3.5. Further Analysis of Experimental Results

According to Table 4 and Figure 9, we can find that the number of various entities in the MPD Dataset are limited, mainly due to the fact that the MPD Dataset used in this paper is built manually, mainly coming from some drilling data and Internet data, and some types of entities are indeed relatively small in number, such as NOS and RMD, etc. The collected content is currently relatively small, and future improvements to the database will also be considered.

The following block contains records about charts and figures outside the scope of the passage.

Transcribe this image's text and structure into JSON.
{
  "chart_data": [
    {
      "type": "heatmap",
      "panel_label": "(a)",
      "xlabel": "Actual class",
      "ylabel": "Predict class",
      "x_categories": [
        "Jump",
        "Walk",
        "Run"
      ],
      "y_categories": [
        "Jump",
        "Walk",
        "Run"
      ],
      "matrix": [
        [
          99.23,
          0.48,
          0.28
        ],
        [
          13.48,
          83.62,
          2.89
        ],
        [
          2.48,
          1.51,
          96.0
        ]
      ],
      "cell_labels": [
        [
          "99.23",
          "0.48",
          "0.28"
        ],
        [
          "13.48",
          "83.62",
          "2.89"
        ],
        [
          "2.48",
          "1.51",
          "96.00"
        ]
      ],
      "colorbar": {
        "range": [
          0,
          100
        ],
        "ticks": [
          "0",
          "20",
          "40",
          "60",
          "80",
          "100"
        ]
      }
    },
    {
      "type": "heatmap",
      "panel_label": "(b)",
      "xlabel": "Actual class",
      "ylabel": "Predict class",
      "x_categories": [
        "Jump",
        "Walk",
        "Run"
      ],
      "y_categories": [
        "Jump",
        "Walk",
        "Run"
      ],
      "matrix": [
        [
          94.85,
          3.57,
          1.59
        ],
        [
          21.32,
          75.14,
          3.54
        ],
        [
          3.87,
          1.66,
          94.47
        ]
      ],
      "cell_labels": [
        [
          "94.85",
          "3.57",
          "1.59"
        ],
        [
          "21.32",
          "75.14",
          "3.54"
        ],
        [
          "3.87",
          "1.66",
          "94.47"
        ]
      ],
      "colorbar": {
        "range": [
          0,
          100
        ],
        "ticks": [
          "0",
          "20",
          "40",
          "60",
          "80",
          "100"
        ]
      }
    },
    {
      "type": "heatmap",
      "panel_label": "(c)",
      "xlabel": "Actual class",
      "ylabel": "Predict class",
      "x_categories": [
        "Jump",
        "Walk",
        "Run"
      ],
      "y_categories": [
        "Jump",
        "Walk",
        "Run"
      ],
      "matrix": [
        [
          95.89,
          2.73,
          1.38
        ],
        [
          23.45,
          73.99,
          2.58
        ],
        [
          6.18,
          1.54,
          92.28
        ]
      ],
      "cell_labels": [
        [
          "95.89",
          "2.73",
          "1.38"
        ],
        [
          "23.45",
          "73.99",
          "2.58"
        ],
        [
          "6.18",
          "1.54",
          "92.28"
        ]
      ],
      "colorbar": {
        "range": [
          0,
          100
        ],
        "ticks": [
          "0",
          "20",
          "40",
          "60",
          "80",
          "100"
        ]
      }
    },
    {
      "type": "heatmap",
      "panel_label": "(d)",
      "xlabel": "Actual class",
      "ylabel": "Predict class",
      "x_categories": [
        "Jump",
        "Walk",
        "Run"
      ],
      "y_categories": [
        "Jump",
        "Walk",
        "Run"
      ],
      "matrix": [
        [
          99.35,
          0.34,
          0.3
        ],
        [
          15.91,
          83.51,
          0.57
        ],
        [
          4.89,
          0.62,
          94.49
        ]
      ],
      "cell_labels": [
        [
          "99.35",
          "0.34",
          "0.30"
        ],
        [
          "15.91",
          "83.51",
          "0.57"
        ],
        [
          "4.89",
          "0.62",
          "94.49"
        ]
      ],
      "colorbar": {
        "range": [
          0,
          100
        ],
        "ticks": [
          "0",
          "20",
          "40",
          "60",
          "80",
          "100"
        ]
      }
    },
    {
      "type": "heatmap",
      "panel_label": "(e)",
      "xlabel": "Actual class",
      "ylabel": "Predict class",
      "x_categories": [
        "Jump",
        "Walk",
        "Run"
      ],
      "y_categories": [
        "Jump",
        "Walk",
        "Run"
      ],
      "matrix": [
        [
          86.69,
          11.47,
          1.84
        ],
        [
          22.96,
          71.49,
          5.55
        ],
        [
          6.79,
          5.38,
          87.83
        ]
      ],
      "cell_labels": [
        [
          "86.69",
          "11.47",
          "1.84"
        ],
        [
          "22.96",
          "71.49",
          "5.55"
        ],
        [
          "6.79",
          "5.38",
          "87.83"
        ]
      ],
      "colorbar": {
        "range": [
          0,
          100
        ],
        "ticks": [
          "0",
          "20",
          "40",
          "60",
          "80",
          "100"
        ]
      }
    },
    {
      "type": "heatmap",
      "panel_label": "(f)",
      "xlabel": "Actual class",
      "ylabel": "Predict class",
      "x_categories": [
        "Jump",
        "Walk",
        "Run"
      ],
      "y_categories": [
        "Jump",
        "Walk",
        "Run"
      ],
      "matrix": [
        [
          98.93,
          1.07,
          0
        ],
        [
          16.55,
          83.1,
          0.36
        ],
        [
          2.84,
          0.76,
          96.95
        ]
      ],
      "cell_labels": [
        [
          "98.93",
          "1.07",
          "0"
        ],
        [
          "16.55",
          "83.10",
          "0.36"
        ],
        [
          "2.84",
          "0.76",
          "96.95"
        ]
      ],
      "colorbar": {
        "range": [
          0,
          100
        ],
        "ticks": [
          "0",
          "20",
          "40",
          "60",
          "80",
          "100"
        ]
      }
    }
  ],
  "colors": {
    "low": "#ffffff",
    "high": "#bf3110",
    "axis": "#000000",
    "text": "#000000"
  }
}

Figure 9 shows the F-1 values for different types of entities. It can be observed that there is a significant difference in F-1 values among different entities, and some entities have very low F-1 values. Through analysis, we believe that there are two main reasons.

(1)

The number of entities of this type in the training set is too small, and the number of occurrences is too small to achieve good training results. For example, DAM, DFT, DLM, etc.

(2)

This type of entity is generally longer and has poor training effectiveness. For example, ROC, POC, etc. For example, the ROC-type entity” 井内泥浆静止时间过长, 触变性很大, 下钻时又不分段循环, 破坏泥浆的结构”, which means“ The mud in the well is stationary for too long and thixotropic, and is not circulated in sections when drilling, which destroys the structure of the mud”.

4. Conclusions

MPD is the most effective means to ensure safe drilling, and MPD can avoid further deterioration of complex conditions through fine control of wellhead back pressure. The key to successful MPD is the control strategy, but the current well control strategy relies strongly on manual experience, which hinders the automation and intelligence of well control. To address this problem, this paper constructs an MPD knowledge graph, which extracts knowledge from published papers and drilling reports to guide well control. To improve the performance of entity extraction in this knowledge graph, this paper extends the EntLM model to a few-shot Chinese entity recognition model CEntLM-KL and constructs KL entropy to enhance the entity recognition accuracy. By experimenting on the standard dataset, it is shown that the method proposed in this paper has significantly improved compared with the SOTA method, and the entity recognition F-1 value reaches 33% on the drill-down dataset with small samples. Finally, this paper stores the knowledge graph into Neo4J and performs knowledge inference applications. Due to the manual construction of the domain database used in this article, the data source and volume still need to be improved. In the future, we will consider improving the MPD dataset. At present, the source of MPD knowledge is mainly the Internet and CNKI related literature as well as relevant owned MPD data, and the fusion of knowledge graph has not been considered. Our next step will be to consider fusing of the relevant knowledge of known graphs.